Likewise, the omnipresent awe whenever someone mentions Bourne borders sometimes on ridiculous. The many variations of “Oh my God, that’s Bourne!” get tired fast, and his superhero aura can be funny in its absurdity, like when he manages to survive after a high fall and disappears in the best Michael Meyers style. Not to mention how he still manages to easily go from one country to another as if crossing a street. Damon, by the way, looks more buff and in better shape now than when he had to perform those stunts a decade ago — and all the more comfortable in his role. I love the confident way he once again embodies this tragic, angry character who never smiles and can never find peace as long as he lives.
But while the movie works on many levels (those previously tested, that is), it fails on others. Let me discuss some plot points here, so if you haven’t seen the film yet, I suggest you skip this paragraph and the next lest you see some spoilers. First of all, given the mystery surrounding the secret about Bourne’s father, it is impossible not to feel frustrated and think, “That’s it?” when it is finally revealed. It only makes us wonder why the hell it was so important for the men behind the curtain to have him in the program in the first place. Besides, it is silly and completely unnecessary to make the man who seeks personal revenge against Bourne be the same person responsible for the death of his father. It doesn’t change anything.
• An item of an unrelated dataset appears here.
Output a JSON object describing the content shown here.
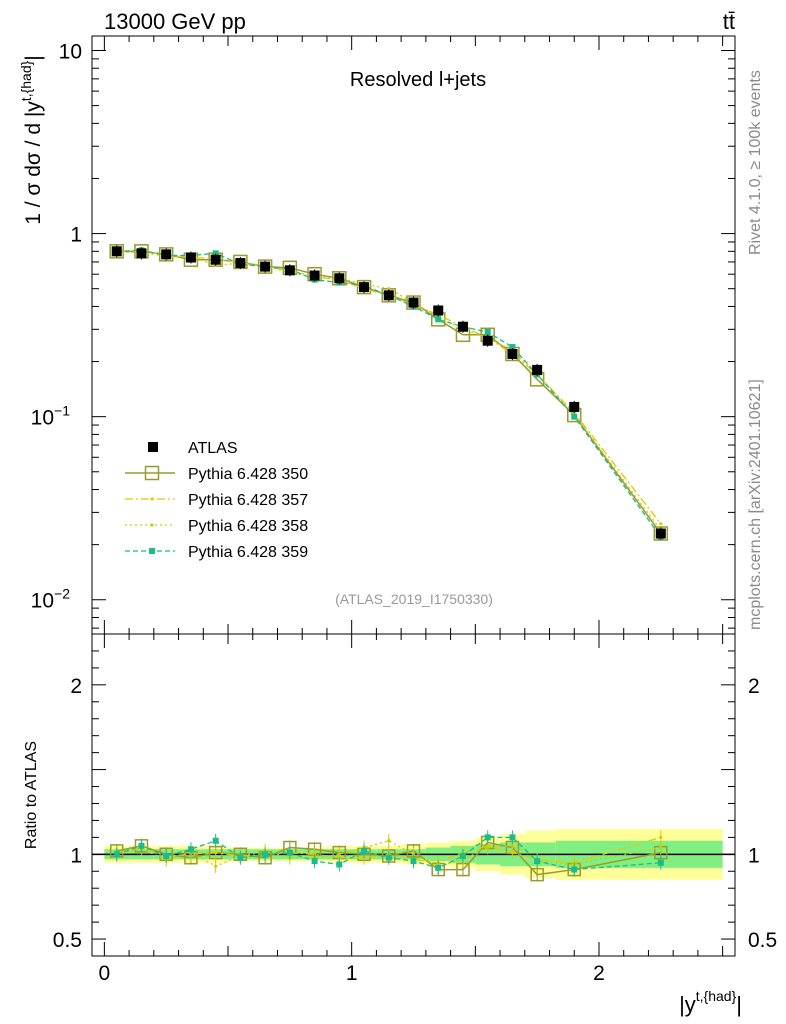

And what can be said about the fact that Dewey comes off as an insane idiot with his idea to execute Kalloor and Lee in a convention full of people when he had the opportunity to get rid of both a few moments before in private? I won’t even go deep into how inane it is that Lee kills a CIA director to save Bourne and nobody seems to care about it. Even so, it is a great thing that the actors embrace their roles so well that we end up overlooking some of those problems. Tommy Lee Jones, whose character is another variation of Ward Abbott, Alexander Conklin and Noah Vosen from previous films (don’t they look all the same?), makes his character sound threatening even as he speaks calmly and sounds amiable.
When it comes to action, Jason Bourne delivers. After the revelation come the necessary car chases, this time to the point of having hundreds of vehicles thrown in the air as two cars wreck Las Vegas upside down. It is all very exciting, like the well-edited hand fight in the end that offers an elegant rhyme with a fight scene in the beginning. All of that leads to a smart end that leaves the door open for more. It is a return to the status quo, a promise for more sequels. I honestly wish they had given it a definitive conclusion, though. As it is, I only hope any subsequent films are more original and don’t rely so much on familiar tropes like this one did.